Stocks opened flat, moved steadily lower and slumped in the final minutes of trading Tuesday. The loss added to a three-week decline that has knocked the Standard & Poor’s 500 index down 4 percent since it hit a record high on Sept. 18.
Swings in the market will likely increase the closer the U.S. gets to the debt deadline without a resolution, said Randy Frederick, Schwab Center for Financial Research Active Trading and Derivatives managing director.
“Virtually everyone expects that there will be some sort of a resolution,” Frederick said. “But I wouldn’t be surprised if it only came right before the last minute.”
The S&P 500 index dropped 20.67 points, or 1.2 percent, to 1,655.45. It was the biggest one-day drop for the index since Aug. 20. The declines were led by phone companies.

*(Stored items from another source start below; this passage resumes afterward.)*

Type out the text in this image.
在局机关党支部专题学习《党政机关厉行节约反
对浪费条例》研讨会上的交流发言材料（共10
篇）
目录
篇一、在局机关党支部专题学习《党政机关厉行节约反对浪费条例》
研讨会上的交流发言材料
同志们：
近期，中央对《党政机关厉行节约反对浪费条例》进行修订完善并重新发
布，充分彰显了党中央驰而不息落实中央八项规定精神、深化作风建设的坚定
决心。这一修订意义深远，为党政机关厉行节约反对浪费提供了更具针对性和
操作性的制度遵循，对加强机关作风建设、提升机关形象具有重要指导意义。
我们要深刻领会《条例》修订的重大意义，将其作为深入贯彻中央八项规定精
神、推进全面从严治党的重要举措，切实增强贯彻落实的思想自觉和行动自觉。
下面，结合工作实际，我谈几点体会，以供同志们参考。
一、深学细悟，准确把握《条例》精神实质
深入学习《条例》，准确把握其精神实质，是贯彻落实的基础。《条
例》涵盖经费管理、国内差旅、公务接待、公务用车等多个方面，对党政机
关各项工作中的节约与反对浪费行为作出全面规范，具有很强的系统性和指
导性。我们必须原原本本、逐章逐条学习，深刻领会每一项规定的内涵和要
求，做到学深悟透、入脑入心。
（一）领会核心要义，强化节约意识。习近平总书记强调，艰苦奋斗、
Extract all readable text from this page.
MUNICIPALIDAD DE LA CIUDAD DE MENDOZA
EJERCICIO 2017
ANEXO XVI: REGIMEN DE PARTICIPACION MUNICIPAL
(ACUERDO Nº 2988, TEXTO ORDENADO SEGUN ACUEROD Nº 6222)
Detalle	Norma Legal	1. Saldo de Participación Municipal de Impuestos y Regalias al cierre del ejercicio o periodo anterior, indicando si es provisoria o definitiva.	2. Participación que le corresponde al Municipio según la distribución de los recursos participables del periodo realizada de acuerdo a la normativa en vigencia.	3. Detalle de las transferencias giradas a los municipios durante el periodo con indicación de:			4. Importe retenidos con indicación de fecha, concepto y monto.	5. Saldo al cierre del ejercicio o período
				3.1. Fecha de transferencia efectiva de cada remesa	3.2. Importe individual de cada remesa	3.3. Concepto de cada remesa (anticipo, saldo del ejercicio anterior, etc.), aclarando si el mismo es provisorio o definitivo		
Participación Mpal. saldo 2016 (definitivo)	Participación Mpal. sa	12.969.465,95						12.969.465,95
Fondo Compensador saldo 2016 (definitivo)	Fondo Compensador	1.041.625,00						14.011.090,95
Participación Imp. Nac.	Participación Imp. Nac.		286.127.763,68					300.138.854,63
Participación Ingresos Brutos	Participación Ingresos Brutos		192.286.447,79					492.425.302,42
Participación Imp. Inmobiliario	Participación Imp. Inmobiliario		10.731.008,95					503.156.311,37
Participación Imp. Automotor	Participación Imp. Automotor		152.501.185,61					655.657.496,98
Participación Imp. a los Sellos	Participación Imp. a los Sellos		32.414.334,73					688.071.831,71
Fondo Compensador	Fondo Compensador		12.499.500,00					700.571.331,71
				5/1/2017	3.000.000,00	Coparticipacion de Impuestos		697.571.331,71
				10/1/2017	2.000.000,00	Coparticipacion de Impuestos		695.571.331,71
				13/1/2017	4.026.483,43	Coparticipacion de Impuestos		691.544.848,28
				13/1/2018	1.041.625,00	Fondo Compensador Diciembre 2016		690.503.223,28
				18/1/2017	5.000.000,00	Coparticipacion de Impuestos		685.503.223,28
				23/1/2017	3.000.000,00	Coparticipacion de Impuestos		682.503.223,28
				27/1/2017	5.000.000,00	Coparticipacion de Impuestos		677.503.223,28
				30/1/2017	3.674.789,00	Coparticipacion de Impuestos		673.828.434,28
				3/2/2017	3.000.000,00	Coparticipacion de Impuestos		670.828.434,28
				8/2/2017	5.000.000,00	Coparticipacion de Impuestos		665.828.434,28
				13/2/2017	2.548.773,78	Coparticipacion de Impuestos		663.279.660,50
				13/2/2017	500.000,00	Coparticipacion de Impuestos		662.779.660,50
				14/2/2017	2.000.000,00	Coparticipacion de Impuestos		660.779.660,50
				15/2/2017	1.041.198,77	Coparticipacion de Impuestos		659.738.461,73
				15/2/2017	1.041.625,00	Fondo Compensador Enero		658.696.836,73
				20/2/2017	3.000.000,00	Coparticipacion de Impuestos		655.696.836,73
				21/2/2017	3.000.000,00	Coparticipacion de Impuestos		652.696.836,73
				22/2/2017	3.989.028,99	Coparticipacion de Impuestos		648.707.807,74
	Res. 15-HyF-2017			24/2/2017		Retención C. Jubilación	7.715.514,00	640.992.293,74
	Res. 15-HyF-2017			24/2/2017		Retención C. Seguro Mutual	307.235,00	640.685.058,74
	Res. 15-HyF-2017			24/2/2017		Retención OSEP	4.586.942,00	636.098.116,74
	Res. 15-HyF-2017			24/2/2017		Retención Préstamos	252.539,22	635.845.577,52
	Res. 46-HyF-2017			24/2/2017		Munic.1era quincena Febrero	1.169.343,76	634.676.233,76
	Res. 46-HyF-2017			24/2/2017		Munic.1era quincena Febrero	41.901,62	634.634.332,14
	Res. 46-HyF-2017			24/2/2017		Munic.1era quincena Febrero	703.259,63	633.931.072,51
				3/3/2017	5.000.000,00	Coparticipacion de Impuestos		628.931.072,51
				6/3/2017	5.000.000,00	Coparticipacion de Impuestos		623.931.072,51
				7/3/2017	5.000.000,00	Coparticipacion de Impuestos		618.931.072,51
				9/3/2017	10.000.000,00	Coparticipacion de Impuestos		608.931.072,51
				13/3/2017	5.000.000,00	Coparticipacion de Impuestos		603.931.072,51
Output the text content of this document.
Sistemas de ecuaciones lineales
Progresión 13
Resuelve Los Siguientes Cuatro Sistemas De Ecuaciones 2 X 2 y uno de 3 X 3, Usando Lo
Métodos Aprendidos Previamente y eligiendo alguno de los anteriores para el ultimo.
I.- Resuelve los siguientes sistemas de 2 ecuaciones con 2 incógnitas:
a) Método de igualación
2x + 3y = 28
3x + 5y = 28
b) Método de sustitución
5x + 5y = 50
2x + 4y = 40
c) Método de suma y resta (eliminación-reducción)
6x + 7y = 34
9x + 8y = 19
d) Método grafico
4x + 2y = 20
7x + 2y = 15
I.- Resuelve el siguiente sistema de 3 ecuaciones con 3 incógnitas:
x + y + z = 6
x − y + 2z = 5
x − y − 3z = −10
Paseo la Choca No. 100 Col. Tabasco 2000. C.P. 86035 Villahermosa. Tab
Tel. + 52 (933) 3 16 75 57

The Dow Jones industrial average fell 159.71 points, or 1.1 percent, to 14,776.53. The Nasdaq composite dropped 75.54 points, or 2 percent, to 3,694.83.
The yield on Treasury bills maturing in one month soared to 0.28 percent, hitting its highest level since the 2008 financial crisis. The yield was 0.15 percent the day before and close to zero at the beginning of October.
The yield, which rises as the price of the notes fall, has surged as managers of money-market funds become more wary of holding short-term government debt that matures shortly after the debt deadline.
The yield on the 10-year Treasury note was little changed at 2.63 percent.